Yıl 1936…Develi’nin yanında tarlaları var. Babası, Eber Gölü’ne dökülen Akarçay’dan pancarı sulamak için, tarlaya gidiyor. Hava biraz soğuk… O zamanlar giymek için çizme falan yok. Ayakkabı ve çoraplarını çıkarıyor. İçdonunu sıvıyor ve buz gibi suya girip akşama kadar tarlayı suluyor. Bu arada çok üşüyor. Eve gelince titremeye başlıyor ve yatağa düşüyor. İlçenin tek hükümet tabibini getiriyorlar, ciğerlerini üşütmüş, diyor. Gerekli tedavi yapılıyor fakat bir türlü iyi olamıyor. Oğlunun çiftçi olmaması için elinden tutup Demirci Mıstık Emmi’nin yanına çırak olarak veriyor. Okula başladıktan sonra da tatillerde de çıraklığa devam ediyor. Babası, hastalandıktan iki sene sonra, otuz yedi yaşında iken vefat ediyor.

 

   JANDARMA

Bir milletin huzuru, rahatı için, jandarmaya ve polise büyük ihtiyacı vardır. Günümüzde jandarma ve polis bizim göz bebeğimizdir. Her daim onların selameti ve güvenliği için dua ederiz. Zamanında halka karşı gereksiz uygulamalar, toplumu jandarmaya karşı soğutmuş.
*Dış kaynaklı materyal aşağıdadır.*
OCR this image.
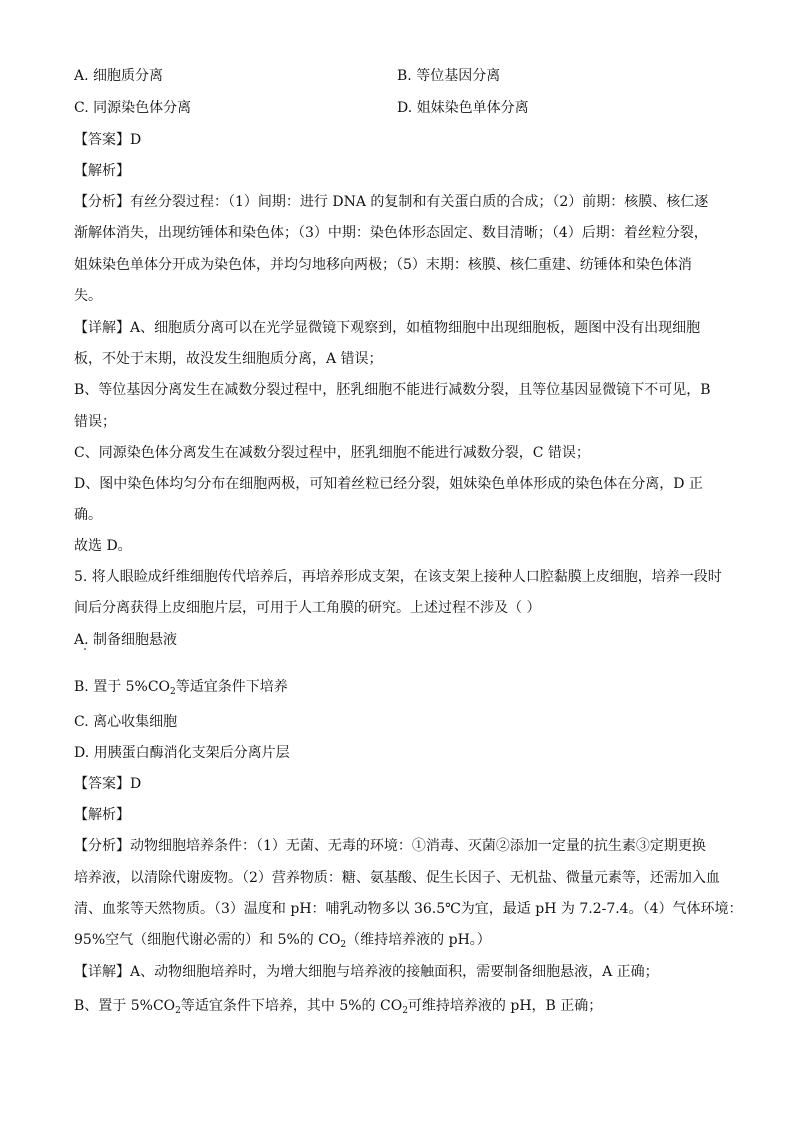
A. 细胞质分离	B. 等位基因分离
C. 同源染色体分离	D. 姐妹染色单体分离
【答案】D
【解析】
【分析】有丝分裂过程：（1）间期：进行 DNA 的复制和有关蛋白质的合成；（2）前期：核膜、核仁逐
渐解体消失，出现纺锤体和染色体；（3）中期：染色体形态固定、数目清晰；（4）后期：着丝粒分裂，
姐妹染色单体分开成为染色体，并均匀地移向两极；（5）末期：核膜、核仁重建、纺锤体和染色体消
失。
【详解】A、细胞质分离可以在光学显微镜下观察到，如植物细胞中出现细胞板，题图中没有出现细胞
板，不处于末期，故没发生细胞质分离，A 错误；
B、等位基因分离发生在减数分裂过程中，胚乳细胞不能进行减数分裂，且等位基因显微镜下不可见，B
错误；
C、同源染色体分离发生在减数分裂过程中，胚乳细胞不能进行减数分裂，C 错误；
D、图中染色体均匀分布在细胞两极，可知着丝粒已经分裂，姐妹染色单体形成的染色体在分离，D 正
确。
故选 D。
5. 将人眼睑成纤维细胞传代培养后，再培养形成支架，在该支架上接种人口腔黏膜上皮细胞，培养一段时
间后分离获得上皮细胞片层，可用于人工角膜的研究。上述过程不涉及（ ）
A. 制备细胞悬液
B. 置于 $5\%CO_2$等适宜条件下培养
C. 离心收集细胞
D. 用胰蛋白酶消化支架后分离片层
【答案】D
【解析】
【分析】动物细胞培养条件：（1）无菌、无毒的环境：①消毒、灭菌②添加一定量的抗生素③定期更换
培养液，以清除代谢废物。（2）营养物质：糖、氨基酸、促生长因子、无机盐、微量元素等，还需加入血
清、血浆等天然物质。（3）温度和 pH：哺乳动物多以 36.5℃为宜，最适 pH 为 7.2-7.4。（4）气体环境：
95%空气（细胞代谢必需的）和 5%的 $CO_2$（维持培养液的 pH。）
【详解】A、动物细胞培养时，为增大细胞与培养液的接触面积，需要制备细胞悬液，A 正确；
B、置于 $5\%CO_2$等适宜条件下培养，其中 5%的 $CO_2$可维持培养液的 pH，B 正确；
Abdurrahim Gümüş 8-9 yaşlarında… Bir gün kapılarının önünden iki jandarma geçiyor. Böyle zamanda anaların ilk işi çocuğunu alıp eve götürmek… Analar ağlayan çocuklarını, “Jandarma geliyor!” diye susturuyorlar. Biraz sonra iki jandarma, komşuları olan yaşlı, zor yürüyebilen Abdil Hoca’yı itekleyerek karakola götürüyor. Jandarmaların kucaklarına aldıkları kitaplar da zaman zaman yere düşüyor. Sonra öğreniyor ki, Hoca’yı “Kur’an öğretiyorsun.” diye götürmüşler.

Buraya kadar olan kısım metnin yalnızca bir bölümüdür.